Il y a de ces soirées où le comptoir reste vide...
Et pourtant l'on sent qu'il faut simplement attendre pour que les choses se fassent. Quelque manifestation, quelqu'un, une pièce manquante qui se collera au vilebrequin d'un barman patient pour transmettre le mouvement à toute la mécanique d'une rencontre.
Le Memento peut rester ouvert une nuit entière à attendre ce moment. Les économistes et quelques vautours de mauvais augure jugent parfois cela comme de l'improductivité.
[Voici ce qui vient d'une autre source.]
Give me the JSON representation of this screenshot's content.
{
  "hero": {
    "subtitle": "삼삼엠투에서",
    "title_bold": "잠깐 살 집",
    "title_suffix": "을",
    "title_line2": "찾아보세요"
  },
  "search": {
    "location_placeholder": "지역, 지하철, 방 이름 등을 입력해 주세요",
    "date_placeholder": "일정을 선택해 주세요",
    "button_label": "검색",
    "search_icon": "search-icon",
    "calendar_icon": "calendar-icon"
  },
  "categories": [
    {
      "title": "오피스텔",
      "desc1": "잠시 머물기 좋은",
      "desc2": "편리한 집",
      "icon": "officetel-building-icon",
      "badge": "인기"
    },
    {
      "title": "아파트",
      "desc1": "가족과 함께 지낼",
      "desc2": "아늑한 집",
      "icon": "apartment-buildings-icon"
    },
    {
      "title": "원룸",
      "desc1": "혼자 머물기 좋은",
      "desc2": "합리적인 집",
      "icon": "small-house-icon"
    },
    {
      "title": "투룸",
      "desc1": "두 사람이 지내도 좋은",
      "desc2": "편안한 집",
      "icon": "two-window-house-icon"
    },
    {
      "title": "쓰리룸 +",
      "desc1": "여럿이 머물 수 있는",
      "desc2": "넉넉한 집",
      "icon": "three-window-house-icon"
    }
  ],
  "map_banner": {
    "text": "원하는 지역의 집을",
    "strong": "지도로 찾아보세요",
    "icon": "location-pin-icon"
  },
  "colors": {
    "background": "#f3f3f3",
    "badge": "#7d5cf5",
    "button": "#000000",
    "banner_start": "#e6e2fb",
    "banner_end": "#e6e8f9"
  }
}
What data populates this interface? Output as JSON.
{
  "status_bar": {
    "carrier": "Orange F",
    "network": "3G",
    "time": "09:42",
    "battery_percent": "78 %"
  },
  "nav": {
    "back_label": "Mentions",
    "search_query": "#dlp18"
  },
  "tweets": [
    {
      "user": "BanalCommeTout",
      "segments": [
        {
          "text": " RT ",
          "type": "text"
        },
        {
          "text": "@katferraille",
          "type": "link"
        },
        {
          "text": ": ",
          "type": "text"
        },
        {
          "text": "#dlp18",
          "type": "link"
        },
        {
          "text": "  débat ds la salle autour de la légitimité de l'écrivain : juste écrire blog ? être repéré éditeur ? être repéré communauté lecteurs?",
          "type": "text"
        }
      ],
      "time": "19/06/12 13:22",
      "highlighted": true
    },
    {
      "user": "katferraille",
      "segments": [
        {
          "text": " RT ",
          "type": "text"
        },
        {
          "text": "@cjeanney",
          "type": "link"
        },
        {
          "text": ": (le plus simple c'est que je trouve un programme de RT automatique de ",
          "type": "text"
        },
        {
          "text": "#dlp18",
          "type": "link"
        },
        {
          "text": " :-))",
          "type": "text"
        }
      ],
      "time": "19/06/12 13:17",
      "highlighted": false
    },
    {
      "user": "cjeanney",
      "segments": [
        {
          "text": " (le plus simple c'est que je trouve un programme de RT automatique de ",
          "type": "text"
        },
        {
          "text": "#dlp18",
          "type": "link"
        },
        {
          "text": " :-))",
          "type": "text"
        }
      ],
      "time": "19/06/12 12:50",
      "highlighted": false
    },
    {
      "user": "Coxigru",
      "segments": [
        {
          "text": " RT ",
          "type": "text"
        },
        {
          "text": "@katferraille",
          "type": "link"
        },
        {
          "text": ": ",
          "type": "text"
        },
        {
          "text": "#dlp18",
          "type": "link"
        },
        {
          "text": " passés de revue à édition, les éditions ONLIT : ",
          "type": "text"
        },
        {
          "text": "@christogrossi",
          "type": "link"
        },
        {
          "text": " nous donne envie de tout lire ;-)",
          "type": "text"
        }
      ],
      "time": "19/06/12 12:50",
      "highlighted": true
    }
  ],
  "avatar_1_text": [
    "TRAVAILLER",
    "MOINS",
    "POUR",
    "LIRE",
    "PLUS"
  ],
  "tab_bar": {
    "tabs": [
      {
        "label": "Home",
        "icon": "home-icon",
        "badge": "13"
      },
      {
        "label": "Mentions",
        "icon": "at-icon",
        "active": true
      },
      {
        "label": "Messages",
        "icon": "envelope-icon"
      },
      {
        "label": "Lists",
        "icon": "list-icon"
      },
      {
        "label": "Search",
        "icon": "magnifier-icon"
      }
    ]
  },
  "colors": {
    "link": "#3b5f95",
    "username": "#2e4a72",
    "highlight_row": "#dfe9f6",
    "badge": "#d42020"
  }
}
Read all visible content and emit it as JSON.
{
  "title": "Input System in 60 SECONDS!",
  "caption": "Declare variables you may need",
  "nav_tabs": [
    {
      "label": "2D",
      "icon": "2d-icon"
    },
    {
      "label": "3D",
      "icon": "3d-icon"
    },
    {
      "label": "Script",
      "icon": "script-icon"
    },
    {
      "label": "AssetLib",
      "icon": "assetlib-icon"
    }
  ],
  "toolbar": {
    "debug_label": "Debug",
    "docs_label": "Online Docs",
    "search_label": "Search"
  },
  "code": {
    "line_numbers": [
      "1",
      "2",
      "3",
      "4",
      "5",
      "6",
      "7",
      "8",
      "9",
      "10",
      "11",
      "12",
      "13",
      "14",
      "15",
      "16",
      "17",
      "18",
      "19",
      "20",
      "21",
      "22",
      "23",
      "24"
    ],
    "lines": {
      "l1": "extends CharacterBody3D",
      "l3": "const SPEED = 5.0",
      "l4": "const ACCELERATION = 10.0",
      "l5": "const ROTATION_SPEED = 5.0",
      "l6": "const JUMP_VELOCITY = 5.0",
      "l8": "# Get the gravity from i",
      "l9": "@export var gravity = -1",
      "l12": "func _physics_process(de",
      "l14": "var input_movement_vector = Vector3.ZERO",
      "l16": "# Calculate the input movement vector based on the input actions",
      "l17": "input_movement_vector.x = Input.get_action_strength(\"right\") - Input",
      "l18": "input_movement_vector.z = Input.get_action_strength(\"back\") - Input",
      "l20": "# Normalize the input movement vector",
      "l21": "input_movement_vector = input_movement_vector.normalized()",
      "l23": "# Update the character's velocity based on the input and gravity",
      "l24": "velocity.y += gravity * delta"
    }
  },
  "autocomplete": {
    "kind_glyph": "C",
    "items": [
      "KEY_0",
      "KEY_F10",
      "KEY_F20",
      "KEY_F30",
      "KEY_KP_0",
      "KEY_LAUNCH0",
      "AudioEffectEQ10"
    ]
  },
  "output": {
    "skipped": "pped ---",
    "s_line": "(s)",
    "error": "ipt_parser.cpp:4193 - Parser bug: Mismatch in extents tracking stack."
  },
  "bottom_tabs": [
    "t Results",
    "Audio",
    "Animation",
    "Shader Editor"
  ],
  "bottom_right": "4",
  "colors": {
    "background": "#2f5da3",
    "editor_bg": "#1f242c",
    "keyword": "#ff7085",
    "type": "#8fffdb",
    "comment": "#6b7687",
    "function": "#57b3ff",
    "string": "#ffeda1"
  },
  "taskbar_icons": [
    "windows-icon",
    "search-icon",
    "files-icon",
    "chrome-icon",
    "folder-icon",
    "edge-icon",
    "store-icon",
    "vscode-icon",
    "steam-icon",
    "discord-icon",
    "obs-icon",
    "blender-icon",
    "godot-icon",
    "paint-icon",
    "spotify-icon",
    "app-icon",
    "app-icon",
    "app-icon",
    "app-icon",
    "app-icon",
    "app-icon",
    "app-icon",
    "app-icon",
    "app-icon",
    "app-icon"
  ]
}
Ceux qui connaissent l'établissement comprennent que l'endroit est tout entier tourné vers la qualité, au plus grand mépris de la quantité : Un concept érigé et entretenu par des esprits devenus trop vieux pour se permettre de cribler le monde à la recherche de cette magie, et qui ont préféré ériger un endroit où elle puisse s'invoquer à loisir ou presque.
L'ironie du bar, c'est que le client croit être celui qui s'abreuve, quand le barman est au final le plus assoiffé de cette étincelle d'existence qu'il guette au travers d'un verre...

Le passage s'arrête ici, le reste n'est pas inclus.